The eponymous heroine of the wonderful TV series “Victoria” stated that she wanted to have an adversary hung. Her Majesty should surely have known that only curtains or sides of beef are hung, along with especially endowed male studs on occasion; criminal miscreants are said, in fact, to be hanged.
And the former may be said to be laying in their beds; but more correctly, to be actually lying in their beds. There, they might be flouting, not flaunting, the rules of etiquette while homing in, not honing in, on those rules. All of which makes them not nauseous, meaning to make other people sick, but rather nauseated, which might cause themselves to throw up.
The doctor might infer, not imply, some pathology and proscribe (i.e., forbid) some dietary excesses and prescribe fewer, not less, pills than did the pharmacist. Some ill effects might make the patient averse, not adverse, to the medications.
English speakers around the world are prone to these and dozens more malapropisms. Indulge me for a moment.
“Luxuriant” might describe a garden in full blossom, which might also be luxurious — but not necessarily. So too with “parameters,” a word beloved by talking heads and much abused, simply meaning a variable and not a boundary or perimeter; also, “criteria,” which is not singular but is singularly misused when it should be criterion.
Then there’s the phrase “as far as,” which is too often allowed a lonely existence. Speakers will say “as far as hanging” rather than “as far as hanging is concerned” as they should. But they might be uninterested in the denotative consequences, not disinterested, which means impartial.
Sometimes a words seems built intentionally to trick us. Speakers of our language should be aware that “noisome” means smelly and not noisy; “enormity” means extreme evil and has nothing to do with size; and “fortuitous” isn’t about good fortune, but rather about coincidence.
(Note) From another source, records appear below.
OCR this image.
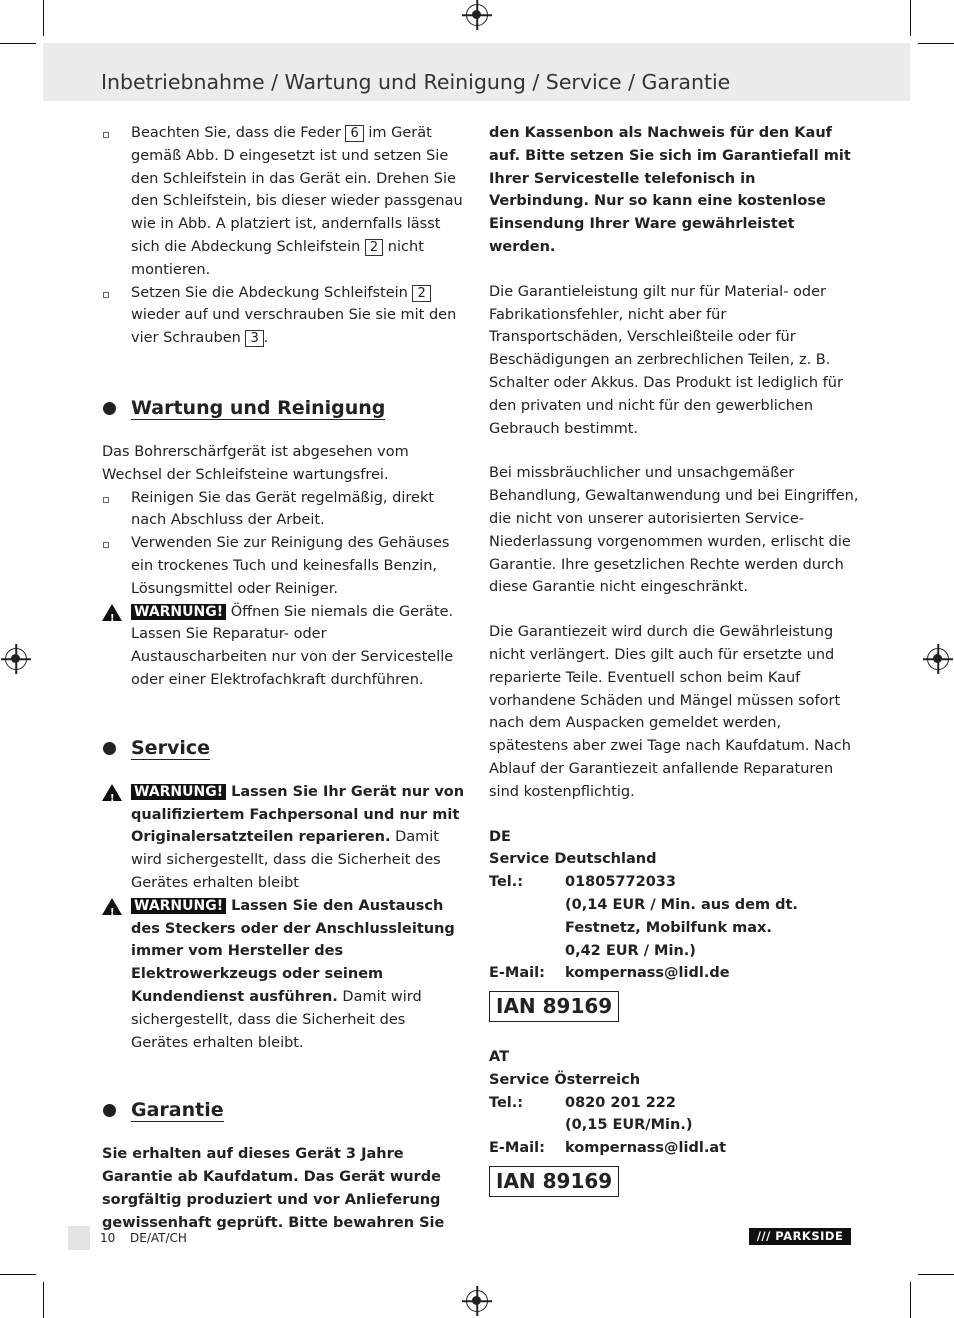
Inbetriebnahme / Wartung und Reinigung / Service / Garantie
Beachten Sie, dass die Feder 6 im Gerät gemäß Abb. D eingesetzt ist und setzen Sie den Schleifstein in das Gerät ein. Drehen Sie den Schleifstein, bis dieser wieder passgenau wie in Abb. A platziert ist, andernfalls lässt sich die Abdeckung Schleifstein 2 nicht montieren.
Setzen Sie die Abdeckung Schleifstein 2 wieder auf und verschrauben Sie sie mit den vier Schrauben 3 .
Wartung und Reinigung

Das Bohrerschärfgerät ist abgesehen vom Wechsel der Schleifsteine wartungsfrei.

Reinigen Sie das Gerät regelmäßig, direkt nach Abschluss der Arbeit.
Verwenden Sie zur Reinigung des Gehäuses ein trockenes Tuch und keinesfalls Benzin, Lösungsmittel oder Reiniger.
! WARNUNG! Öffnen Sie niemals die Geräte. Lassen Sie Reparatur- oder Austauscharbeiten nur von der Servicestelle oder einer Elektrofachkraft durchführen.
Service
! WARNUNG! Lassen Sie Ihr Gerät nur von qualifiziertem Fachpersonal und nur mit Originalersatzteilen reparieren. Damit wird sichergestellt, dass die Sicherheit des Gerätes erhalten bleibt
! WARNUNG! Lassen Sie den Austausch des Steckers oder der Anschlussleitung immer vom Hersteller des Elektrowerkzeugs oder seinem Kundendienst ausführen. Damit wird sichergestellt, dass die Sicherheit des Gerätes erhalten bleibt.
Garantie

Sie erhalten auf dieses Gerät 3 Jahre Garantie ab Kaufdatum. Das Gerät wurde sorgfältig produziert und vor Anlieferung gewissenhaft geprüft. Bitte bewahren Sie

den Kassenbon als Nachweis für den Kauf auf. Bitte setzen Sie sich im Garantiefall mit Ihrer Servicestelle telefonisch in Verbindung. Nur so kann eine kostenlose Einsendung Ihrer Ware gewährleistet werden.

Die Garantieleistung gilt nur für Material- oder Fabrikationsfehler, nicht aber für Transportschäden, Verschleißteile oder für Beschädigungen an zerbrechlichen Teilen, z. B. Schalter oder Akkus. Das Produkt ist lediglich für den privaten und nicht für den gewerblichen Gebrauch bestimmt.

Bei missbräuchlicher und unsachgemäßer Behandlung, Gewaltanwendung und bei Eingriffen, die nicht von unserer autorisierten Service-Niederlassung vorgenommen wurden, erlischt die Garantie. Ihre gesetzlichen Rechte werden durch diese Garantie nicht eingeschränkt.

Die Garantiezeit wird durch die Gewährleistung nicht verlängert. Dies gilt auch für ersetzte und reparierte Teile. Eventuell schon beim Kauf vorhandene Schäden und Mängel müssen sofort nach dem Auspacken gemeldet werden, spätestens aber zwei Tage nach Kaufdatum. Nach Ablauf der Garantiezeit anfallende Reparaturen sind kostenpflichtig.

DE
Service Deutschland
Tel.:	01805772033
(0,14 EUR / Min. aus dem dt. Festnetz, Mobilfunk max. 0,42 EUR / Min.)
E-Mail:	kompernass@lidl.de
IAN 89169
AT
Service Österreich
Tel.:	0820 201 222
(0,15 EUR/Min.)
E-Mail:	kompernass@lidl.at
IAN 89169
10 DE/AT/CH	/// PARKSIDE
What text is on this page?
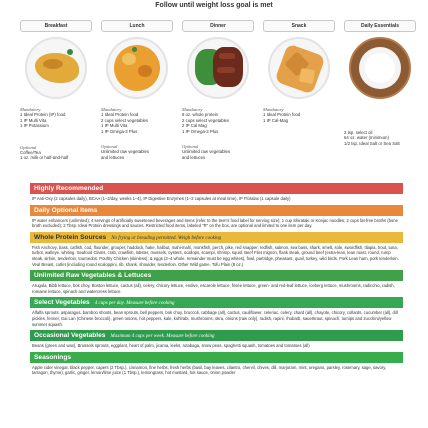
Follow until weight loss goal is met
Breakfast
Mandatory
1 Ideal Protein (IP) food
1 IP Multi Vita
1 IP Potassium
Optional
Coffee/Tea
1 oz. milk or half-and-half
Lunch
Mandatory
1 Ideal Protein food
2 cups select vegetables
1 IP Multi Vita
1 IP Omega-3 Plus
Optional
Unlimited raw vegetables
and lettuces
Dinner
Mandatory
8 oz. whole protein
2 cups select vegetables
2 IP Cal Mag
1 IP Omega-3 Plus
Optional
Unlimited raw vegetables
and lettuces
Snack
Mandatory
1 Ideal Protein food
1 IP Cal-Mag
Daily Essentials
2 tsp. select oil
64 oz. water (minimum)
1/2 tsp. Ideal Salt or Sea Salt
Highly Recommended
IP Anti-Oxy (2 capsules daily), BCAA (1–2/day, weeks 1–4), IP Digestive Enzymes (1–2 capsules at meal time), IP Floralax (1 capsule daily)
Daily Optional Items
IP water enhancers (unlimited); 4 servings of artificially sweetened beverages and items (refer to the item's food label for serving size); 1 cup Shirataki or Konjac noodles; 2 cups fat-free broths (bone broth excluded); 2 Tbsp. Ideal Protein dressings and sauces. Restricted food items, labeled "R" on the box, are optional and limited to one item per day.
Whole Protein Sources No frying or breading permitted. Weigh before cooking
Fish Anchovy, bass, catfish, cod, flounder, grouper, haddock, hake, halibut, mahi-mahi, monkfish, perch, pike, red snapper, redfish, salmon, sea bass, shark, smelt, sole, swordfish, tilapia, trout, tuna, turbot, walleye, whiting. Seafood Clams, crab, crawfish, lobster, mussels, oysters, scallops, scampi, shrimp, squid. Beef Filet mignon, flank steak, ground beef (extra-lean, lean roast, round, rump steak, sirloin, tenderloin, tournedos. Poultry Chicken (skinless), & eggs (2–4 whole, remainder must be egg whites), fowl, partridge, pheasant, quail, turkey, wild birds. Pork Lean ham, pork tenderloin. Veal Breast, cutlet (including round scaloppini, rib, shank, shoulder, tenderloin. Other Wild game. Tofu Plain (8 oz.)
Unlimited Raw Vegetables & Lettuces
Arugula, Bibb lettuce, bok choy, Boston lettuce, cactus (all), celery, chicory lettuce, endive, escarole lettuce, frisée lettuce, green- and red-leaf lettuce, iceberg lettuce, mushrooms, radicchio, radish, romaine lettuce, spinach and watercress lettuce.
Select Vegetables 4 cups per day. Measure before cooking
Alfalfa sprouts, asparagus, bamboo shoots, bean sprouts, bell peppers, bok choy, broccoli, cabbage (all), cactus, cauliflower, celeriac, celery, chard (all), chayote, chicory, collards, cucumber (all), dill pickles, fennel, Gai Lan (Chinese broccoli), green onions, hot peppers, kale, kohlrabi, mushrooms, okra, onions (raw only), radish, rapini, rhubarb, sauerkraut, spinach, turnips and zucchini/yellow summer squash.
Occasional Vegetables Maximum 4 cups per week. Measure before cooking
Beans (green and wax), Brussels sprouts, eggplant, heart of palm, jicama, leeks, rutabaga, snow peas, spaghetti squash, tomatoes and tomatoes (all)
Seasonings
Apple cider vinegar, black pepper, capers (2 Tbsp.), cinnamon, fine herbs, fresh herbs (basil, bay leaves, cilantro, chervil, chives, dill, marjoram, mint, oregano, parsley, rosemary, sage, savory, tarragon, thyme), garlic, ginger, lemon/lime juice (1 Tbsp.), lemongrass, hot mustard, hot sauce, onion powder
I find the phrase “like I said,” as opposed to “as I said” to be a particular horror. Even worse is the insertion of the word “like” — frequently and incessantly — into practically every sentence. My own particular dislike, though, is the word “impact” used as a verb, when “affect” is really what one means, as in “whoever attends the talks will impact their outcome.”
Though the British in their conquests (and, indeed, in conquests of them) have added countless words from foreign tongues to the English language, good elocution requires an avoidance of foreign phrases when there’s an adequate English quid pro quo. Orthographical traps arise when speakers, unschooled in Latin, veer off into “ad nauseum” when they mean “ad nauseam.”
President George W. Bush may not have actually said, “The problem with the French is that they don’t have a word for ‘entrepreneur,’ ” but such lack of appreciation for foreign words is widely known among English speakers.
Maybe nobody will call you out on these solecisms — or suggest that you be hanged for perpetrating them — but you will at least be able to flaunt your verbal dexterity while not flouting any proscriptions. All of which might tempt you to expect fulsome praise, which, far from being full, is actually insincere — an enormity.